In the well-studied framework of prediction with expert advice,
the aim is to combine the forecasts of a set of experts so as to predict
almost as well as the best available expert, no matter what the experts'
predictions or the signal's values are. A simple algorithm of bayesian
inspiration, the exponentially weighted average forecaster, provides
strong regret guarantees for this problem. Several refinements have been
studied in the literature with an eye to non-stationarity, such as
comparing favorably to sequences of experts.

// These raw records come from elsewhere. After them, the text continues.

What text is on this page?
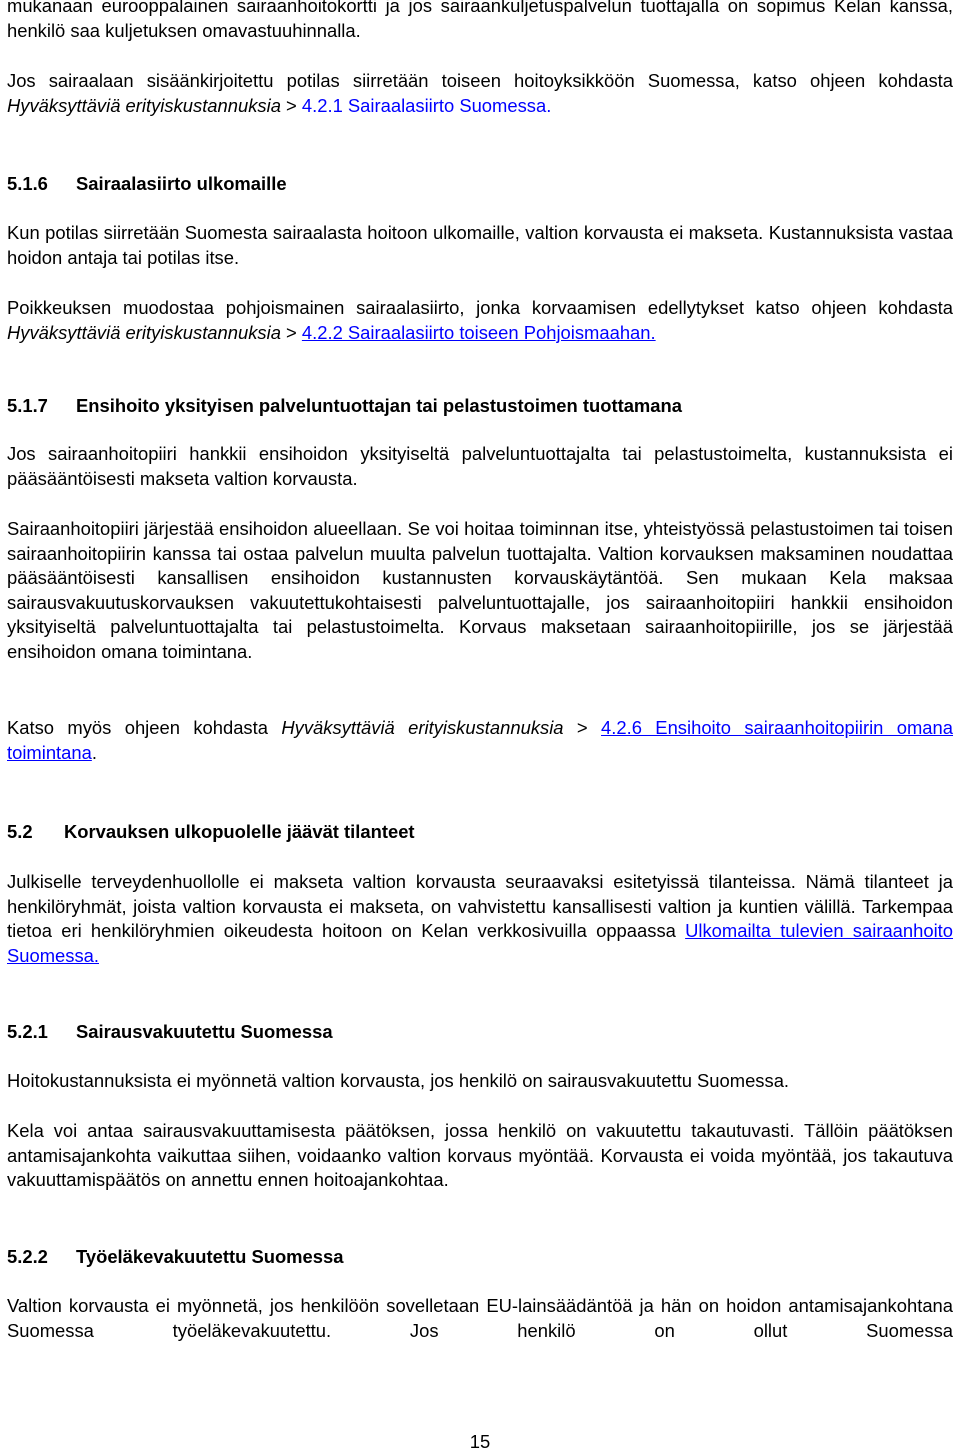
mukanaan eurooppalainen sairaanhoitokortti ja jos sairaankuljetuspalvelun tuottajalla on sopimus Kelan kanssa, henkilö saa kuljetuksen omavastuuhinnalla.

Jos sairaalaan sisäänkirjoitettu potilas siirretään toiseen hoitoyksikköön Suomessa, katso ohjeen kohdasta Hyväksyttäviä erityiskustannuksia > 4.2.1 Sairaalasiirto Suomessa.

5.1.6 Sairaalasiirto ulkomaille

Kun potilas siirretään Suomesta sairaalasta hoitoon ulkomaille, valtion korvausta ei makseta. Kustannuksista vastaa hoidon antaja tai potilas itse.

Poikkeuksen muodostaa pohjoismainen sairaalasiirto, jonka korvaamisen edellytykset katso ohjeen kohdasta Hyväksyttäviä erityiskustannuksia > 4.2.2 Sairaalasiirto toiseen Pohjoismaahan.

5.1.7 Ensihoito yksityisen palveluntuottajan tai pelastustoimen tuottamana

Jos sairaanhoitopiiri hankkii ensihoidon yksityiseltä palveluntuottajalta tai pelastustoimelta, kustannuksista ei pääsääntöisesti makseta valtion korvausta.

Sairaanhoitopiiri järjestää ensihoidon alueellaan. Se voi hoitaa toiminnan itse, yhteistyössä pelastustoimen tai toisen sairaanhoitopiirin kanssa tai ostaa palvelun muulta palvelun tuottajalta. Valtion korvauksen maksaminen noudattaa pääsääntöisesti kansallisen ensihoidon kustannusten korvauskäytäntöä. Sen mukaan Kela maksaa sairausvakuutuskorvauksen vakuutettukohtaisesti palveluntuottajalle, jos sairaanhoitopiiri hankkii ensihoidon yksityiseltä palveluntuottajalta tai pelastustoimelta. Korvaus maksetaan sairaanhoitopiirille, jos se järjestää ensihoidon omana toimintana.

Katso myös ohjeen kohdasta Hyväksyttäviä erityiskustannuksia > 4.2.6 Ensihoito sairaanhoitopiirin omana toimintana.

5.2 Korvauksen ulkopuolelle jäävät tilanteet

Julkiselle terveydenhuollolle ei makseta valtion korvausta seuraavaksi esitetyissä tilanteissa. Nämä tilanteet ja henkilöryhmät, joista valtion korvausta ei makseta, on vahvistettu kansallisesti valtion ja kuntien välillä. Tarkempaa tietoa eri henkilöryhmien oikeudesta hoitoon on Kelan verkkosivuilla oppaassa Ulkomailta tulevien sairaanhoito Suomessa.

5.2.1 Sairausvakuutettu Suomessa

Hoitokustannuksista ei myönnetä valtion korvausta, jos henkilö on sairausvakuutettu Suomessa.

Kela voi antaa sairausvakuuttamisesta päätöksen, jossa henkilö on vakuutettu takautuvasti. Tällöin päätöksen antamisajankohta vaikuttaa siihen, voidaanko valtion korvaus myöntää. Korvausta ei voida myöntää, jos takautuva vakuuttamispäätös on annettu ennen hoitoajankohtaa.

5.2.2 Työeläkevakuutettu Suomessa

Valtion korvausta ei myönnetä, jos henkilöön sovelletaan EU-lainsäädäntöä ja hän on hoidon antamisajankohtana Suomessa työeläkevakuutettu. Jos henkilö on ollut Suomessa

15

However, in previous works
the set of experts itself is typically assumed to be fixed, which can be
limiting in some situations, e.g. when one wants to incorporate new models
or algorithms on the fly.
We address the problem of efficiently combining the predictions of a
growing number of experts, which arrive in a streaming fashion. We
introduce three different classes of sequences of experts (timely,
arbitrary, or sparse), for which we provide efficient algorithms with no
parameter to tune and with tight regret guarantees that are adaptative to
the parameters of the class. We put a strong emphasis on anytime
strategies, which assume no time horizon nor any a priori knowledge on the
number of experts to come. Some general ideas emerge of our analysis, such
as the use of unnormalized weights to add more flexibility, or the
emphasis put on the choice of the prior to design algorithms.